En termes de traitement, il existe deux modalités bien connues : médicale et chirurgicale. Cependant, lorsqu’il est isolé, le traitement médical ne suffit pas comme option à long terme. Par conséquent, le traitement de référence est l’extraction dentaire partielle ou complète, avec ou sans traitement médical complémentaire. Quelle que soit la modalité envisagée, la gestion de la douleur est de la plus haute importance, les opioïdes en association avec la gabapentine étant l’option la plus fréquente.
Certaines études suggèrent que l’extraction dentaire partielle ou complète est le traitement qui procure les meilleurs résultats à long terme. Cependant, les preuves scientifiques montrent également que l’extraction partielle devrait être le traitement de premier choix et que ce n’est qu’en l’absence de réponse positive après 1 à 4 mois qu’une extraction complète devrait être envisagée.
La GSCF étant une maladie inflammatoire à médiation immunitaire, la base du traitement médical est l’immunosuppression ou la modulation. Les corticostéroïdes (notamment la prednisolone) ont été utilisés à court terme pour contrôler l’inflammation (1mg/kg/jour pendant 3 semaines). En raison des effets indésirables associés à une administration à long terme, ils ne sont recommandés que pour un traitement symptomatique et doivent être réduits progressivement. Les interférons peuvent interférer avec la réplication virale. Des études suggèrent qu’ils sont tout aussi efficaces que la prednisolone. La ciclosporine, quant à elle, a montré que, lorsqu’elle est utilisée de manière isolée, elle est efficace chez 50 % des chats. Utilisée parallèlement à une extraction dentaire, elle a également donné des résultats très prometteurs.
Enfin, les cellules souches mésenchymateuses ont elles aussi des effets immunomodulateurs. Leur effet sur les chats atteints de GSCF a été étudié et a également montré des résultats prometteurs. Des études sur les cellules souches mésenchymateuses sont en cours pour mieux comprendre leur rôle dans la GSCF.

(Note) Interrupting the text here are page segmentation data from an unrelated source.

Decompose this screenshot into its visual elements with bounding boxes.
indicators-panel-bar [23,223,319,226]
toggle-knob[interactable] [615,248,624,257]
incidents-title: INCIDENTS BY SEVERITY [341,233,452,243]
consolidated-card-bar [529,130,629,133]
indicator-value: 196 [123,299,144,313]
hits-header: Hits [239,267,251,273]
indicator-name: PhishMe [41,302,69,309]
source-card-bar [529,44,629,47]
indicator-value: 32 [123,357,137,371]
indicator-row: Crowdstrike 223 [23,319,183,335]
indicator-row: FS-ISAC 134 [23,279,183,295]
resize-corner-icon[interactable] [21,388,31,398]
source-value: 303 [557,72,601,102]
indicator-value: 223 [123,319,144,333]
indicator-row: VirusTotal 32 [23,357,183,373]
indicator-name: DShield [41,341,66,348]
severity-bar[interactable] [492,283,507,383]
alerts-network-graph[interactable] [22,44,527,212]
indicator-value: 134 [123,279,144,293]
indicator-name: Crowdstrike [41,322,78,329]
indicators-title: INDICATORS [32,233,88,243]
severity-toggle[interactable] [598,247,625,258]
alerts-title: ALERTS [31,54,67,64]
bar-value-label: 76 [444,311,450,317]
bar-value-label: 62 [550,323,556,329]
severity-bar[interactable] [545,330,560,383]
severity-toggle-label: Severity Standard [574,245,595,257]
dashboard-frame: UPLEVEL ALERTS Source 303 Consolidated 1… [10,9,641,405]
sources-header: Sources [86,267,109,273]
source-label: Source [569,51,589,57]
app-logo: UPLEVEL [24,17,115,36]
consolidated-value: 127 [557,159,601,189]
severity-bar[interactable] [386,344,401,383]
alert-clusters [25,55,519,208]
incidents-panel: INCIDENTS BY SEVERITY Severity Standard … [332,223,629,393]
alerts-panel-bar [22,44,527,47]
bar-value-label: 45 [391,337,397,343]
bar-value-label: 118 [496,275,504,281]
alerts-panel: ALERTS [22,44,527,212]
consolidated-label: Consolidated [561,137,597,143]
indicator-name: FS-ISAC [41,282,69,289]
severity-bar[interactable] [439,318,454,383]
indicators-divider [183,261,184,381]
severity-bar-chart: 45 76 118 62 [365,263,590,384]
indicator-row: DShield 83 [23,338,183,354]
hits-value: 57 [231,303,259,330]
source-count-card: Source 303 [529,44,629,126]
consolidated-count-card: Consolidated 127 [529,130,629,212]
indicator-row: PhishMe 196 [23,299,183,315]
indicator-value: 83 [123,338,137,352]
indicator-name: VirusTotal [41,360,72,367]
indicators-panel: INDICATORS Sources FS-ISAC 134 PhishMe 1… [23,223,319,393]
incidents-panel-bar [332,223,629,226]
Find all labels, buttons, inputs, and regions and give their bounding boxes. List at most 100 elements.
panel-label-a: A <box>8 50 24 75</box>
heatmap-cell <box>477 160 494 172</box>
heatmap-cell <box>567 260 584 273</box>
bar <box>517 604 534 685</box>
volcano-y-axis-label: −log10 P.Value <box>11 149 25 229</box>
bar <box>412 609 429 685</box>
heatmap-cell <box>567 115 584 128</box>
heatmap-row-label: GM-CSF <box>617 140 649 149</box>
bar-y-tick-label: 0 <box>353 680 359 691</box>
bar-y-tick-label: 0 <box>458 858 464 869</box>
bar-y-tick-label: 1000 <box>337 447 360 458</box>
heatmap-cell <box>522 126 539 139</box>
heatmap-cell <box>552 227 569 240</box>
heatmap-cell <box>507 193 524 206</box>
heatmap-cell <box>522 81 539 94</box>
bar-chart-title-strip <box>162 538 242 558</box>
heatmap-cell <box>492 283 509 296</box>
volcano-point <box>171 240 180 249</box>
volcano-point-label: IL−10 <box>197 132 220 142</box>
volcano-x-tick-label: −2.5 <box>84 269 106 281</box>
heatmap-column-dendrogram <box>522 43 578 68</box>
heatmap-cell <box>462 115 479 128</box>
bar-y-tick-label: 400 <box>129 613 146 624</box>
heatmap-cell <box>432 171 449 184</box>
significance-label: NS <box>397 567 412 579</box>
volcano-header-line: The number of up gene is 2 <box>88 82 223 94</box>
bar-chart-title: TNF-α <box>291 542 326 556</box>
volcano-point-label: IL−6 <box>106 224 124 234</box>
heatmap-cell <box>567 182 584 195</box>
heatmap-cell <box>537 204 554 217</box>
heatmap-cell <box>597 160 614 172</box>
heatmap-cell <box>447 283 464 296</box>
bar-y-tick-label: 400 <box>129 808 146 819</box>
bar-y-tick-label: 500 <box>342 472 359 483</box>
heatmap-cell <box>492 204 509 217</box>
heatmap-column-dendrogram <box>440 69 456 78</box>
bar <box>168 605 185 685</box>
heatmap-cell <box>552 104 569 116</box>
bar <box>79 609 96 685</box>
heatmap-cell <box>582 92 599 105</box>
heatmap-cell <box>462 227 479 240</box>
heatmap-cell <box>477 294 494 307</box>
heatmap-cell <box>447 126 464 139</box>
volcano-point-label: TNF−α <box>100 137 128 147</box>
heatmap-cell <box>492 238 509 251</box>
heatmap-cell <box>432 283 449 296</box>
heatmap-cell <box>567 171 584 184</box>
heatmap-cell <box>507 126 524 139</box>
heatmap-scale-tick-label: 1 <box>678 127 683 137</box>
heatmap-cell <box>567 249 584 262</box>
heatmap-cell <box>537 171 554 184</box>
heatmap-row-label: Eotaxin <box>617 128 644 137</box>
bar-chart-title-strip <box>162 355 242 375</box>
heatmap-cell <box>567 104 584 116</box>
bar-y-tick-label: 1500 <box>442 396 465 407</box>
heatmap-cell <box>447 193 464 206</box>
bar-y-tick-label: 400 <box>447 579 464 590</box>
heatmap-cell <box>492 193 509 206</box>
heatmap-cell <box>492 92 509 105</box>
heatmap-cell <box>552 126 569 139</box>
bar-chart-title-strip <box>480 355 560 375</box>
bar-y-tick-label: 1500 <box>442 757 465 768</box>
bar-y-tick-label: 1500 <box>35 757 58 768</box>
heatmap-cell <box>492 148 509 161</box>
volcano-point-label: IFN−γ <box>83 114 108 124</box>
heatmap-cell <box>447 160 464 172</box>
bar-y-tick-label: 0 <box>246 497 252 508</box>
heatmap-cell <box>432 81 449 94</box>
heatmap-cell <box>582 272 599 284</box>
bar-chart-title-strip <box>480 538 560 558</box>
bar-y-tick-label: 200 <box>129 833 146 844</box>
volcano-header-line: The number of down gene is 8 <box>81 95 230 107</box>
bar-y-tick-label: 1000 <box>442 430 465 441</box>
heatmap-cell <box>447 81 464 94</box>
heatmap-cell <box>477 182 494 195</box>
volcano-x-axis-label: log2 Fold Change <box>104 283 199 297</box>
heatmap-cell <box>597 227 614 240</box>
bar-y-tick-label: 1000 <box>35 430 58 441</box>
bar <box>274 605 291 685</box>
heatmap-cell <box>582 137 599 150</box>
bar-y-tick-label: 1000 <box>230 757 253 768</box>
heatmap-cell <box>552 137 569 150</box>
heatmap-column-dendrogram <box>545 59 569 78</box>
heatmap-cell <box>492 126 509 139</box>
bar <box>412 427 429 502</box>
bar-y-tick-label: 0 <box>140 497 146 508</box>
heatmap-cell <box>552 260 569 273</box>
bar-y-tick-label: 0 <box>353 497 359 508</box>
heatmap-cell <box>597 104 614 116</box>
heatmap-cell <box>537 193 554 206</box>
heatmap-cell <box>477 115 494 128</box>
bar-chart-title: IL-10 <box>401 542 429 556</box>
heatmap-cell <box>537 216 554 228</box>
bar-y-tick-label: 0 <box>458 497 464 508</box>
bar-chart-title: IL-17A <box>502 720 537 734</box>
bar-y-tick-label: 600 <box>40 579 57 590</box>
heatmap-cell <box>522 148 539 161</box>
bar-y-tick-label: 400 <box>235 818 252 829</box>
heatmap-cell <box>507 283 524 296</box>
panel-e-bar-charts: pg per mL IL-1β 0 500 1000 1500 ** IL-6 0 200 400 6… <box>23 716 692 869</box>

En conclusion, bien que l’étiologie exacte de la GSCF soit encore incertaine, il semble y avoir une réponse immunitaire inadéquate qui pourrait être exacerbée par une infection virale. La première option de traitement envisagée doit être l’extraction dentaire et la plupart des animaux ont besoin d’un traitement médical additionnel. La gestion de la douleur ne doit jamais être oubliée, et des options de traitement prometteuses semblent se profiler à l’horizon.
Lee DB, Verstraete FJM, Arzi B. An Update on Feline Chronic Gingivostomatitis. Vet Clin North Am Small Anim Pract. 2020 Sep;50(5):973-982.